The next day was for those whose tryouts had been arranged in advance. The saddest case was Ted from Chicago who felt he auditioned poorly there, so he quit his job and came to New Orleans. Once onstage, he couldn't get his guitar in tune and his guitar player had the sense not to quit, so the singer was on his own. An associate producer got the guitar in tune, but Ted still couldn't play it, so he sang to the backing tracks of INXS's "Never Tear Us Apart." Throughout the song's lengthy intro, he sputtered syllables as he repeatedly jumped in too early. He eventually did a mediocre Michael Hutchence impression, and it became clear he believed anything can happen, you can't win if you don't play, and any number of similar slogans carnies use to separate suckers from their money.

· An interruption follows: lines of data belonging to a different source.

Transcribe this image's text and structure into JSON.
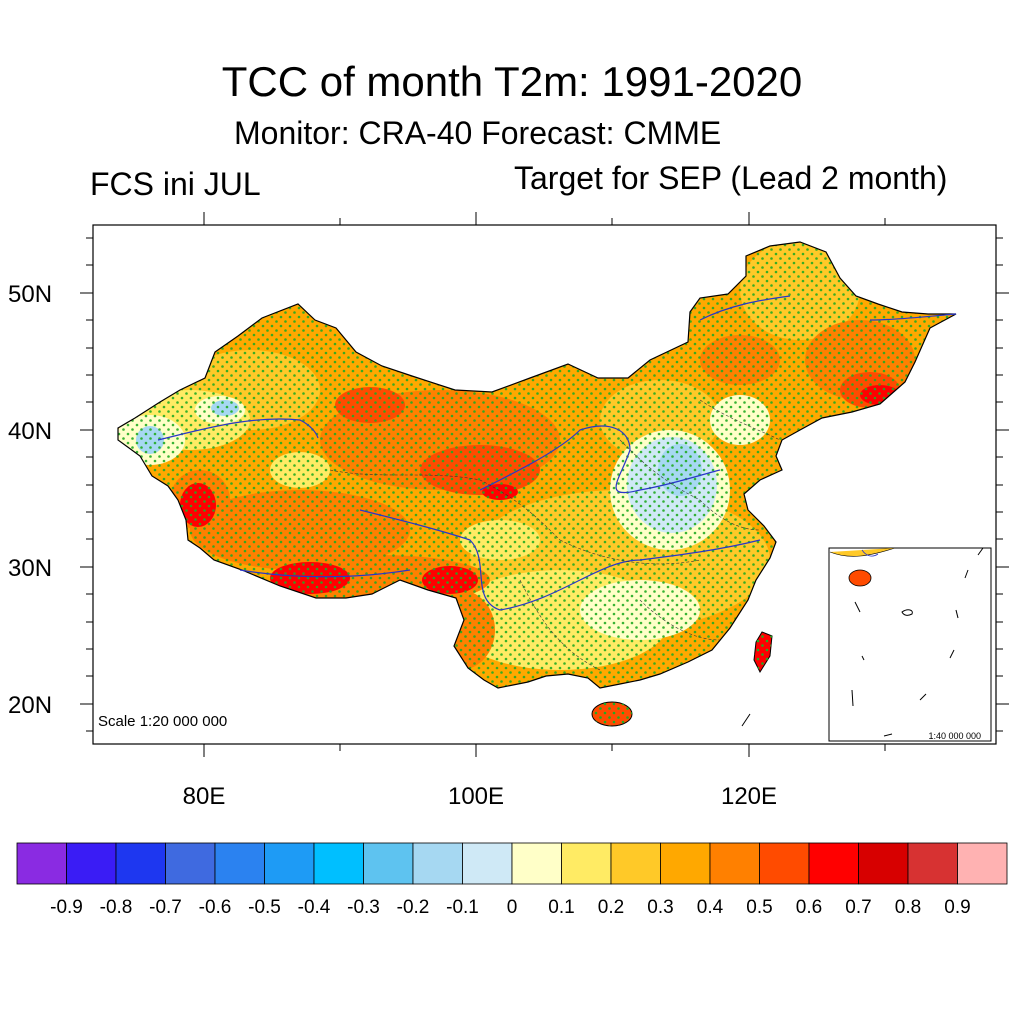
{
  "title": "TCC of month T2m: 1991-2020",
  "subtitle": "Monitor: CRA-40   Forecast: CMME",
  "left_label": "FCS ini JUL",
  "right_label": "Target for SEP (Lead 2 month)",
  "map": {
    "region": "China",
    "lat_range": [
      17,
      55
    ],
    "lon_range": [
      72,
      136
    ],
    "y_ticks": [
      "50N",
      "40N",
      "30N",
      "20N"
    ],
    "x_ticks": [
      "80E",
      "100E",
      "120E"
    ],
    "scale_main": "Scale 1:20 000 000",
    "scale_inset": "1:40 000 000",
    "stipple_color": "#22aa22"
  },
  "colorbar": {
    "labels": [
      "-0.9",
      "-0.8",
      "-0.7",
      "-0.6",
      "-0.5",
      "-0.4",
      "-0.3",
      "-0.2",
      "-0.1",
      "0",
      "0.1",
      "0.2",
      "0.3",
      "0.4",
      "0.5",
      "0.6",
      "0.7",
      "0.8",
      "0.9"
    ],
    "colors": [
      "#8a2be2",
      "#3a1cf5",
      "#1e37f0",
      "#3f6ae0",
      "#2b82f0",
      "#1e9bf5",
      "#00bfff",
      "#5ec3f0",
      "#a6d8f2",
      "#cfe9f6",
      "#ffffc8",
      "#ffeb64",
      "#ffc928",
      "#ffa800",
      "#ff8000",
      "#ff4b00",
      "#ff0000",
      "#d70000",
      "#d73232",
      "#ffb2b2"
    ]
  }
}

Most of those auditioning were semi-pro singers recommended by club owners (full disclosure: I recommended some as well). That Tuesday, performing style was more of a concern than the voices of those auditioning. Two members of INXS were on hand, and one videotaped each contestant. One woman from Memphis sang well but slowly, unconsciously backing up while singing, ending just before the back wall. A local blues singer got genuine, enthusiastic applause when he finished, but more because he played music the band members like than because he represented a direction they wanted to go.
My bum's rush came after a few hours when a producer in knee-high socks asked, "You have enough now, don't you?" in a way that told me she thought I did. Tipitina's staff quietly said they'd fill me in but clammed up once they were asked to sign confidentiality agreements, and an oft-discussed INXS interview never materialized. At some point, my emails stopped being answered.
All of that seems odd, but not as odd as the show's basic premise. David Goffin explained that INXS would never be able to audition as many singers as Mark Burnett Productions -- the show's producer -- could, so process would find the best singer. That assumes, though, that the best singer for the band is someone with minimal experience, someone who is a blank slate in many ways.
It would be nice if Rock Star: INXS portrayed rock 'n' roll accurately, but the CBS.com photo of the finalists -- none of which came from the New Orleans auditions -- doesn't bode well. The contestants are dressed more outrageously than Michael Hutchence ever did, looking like corny television versions of rock stars in sitcoms and crime dramas. Maybe INXS didn't do this to revive a flagging career and maybe it will find a real new lead singer. My unpleasant suspicion, though, is that when music and television come together, television always wins.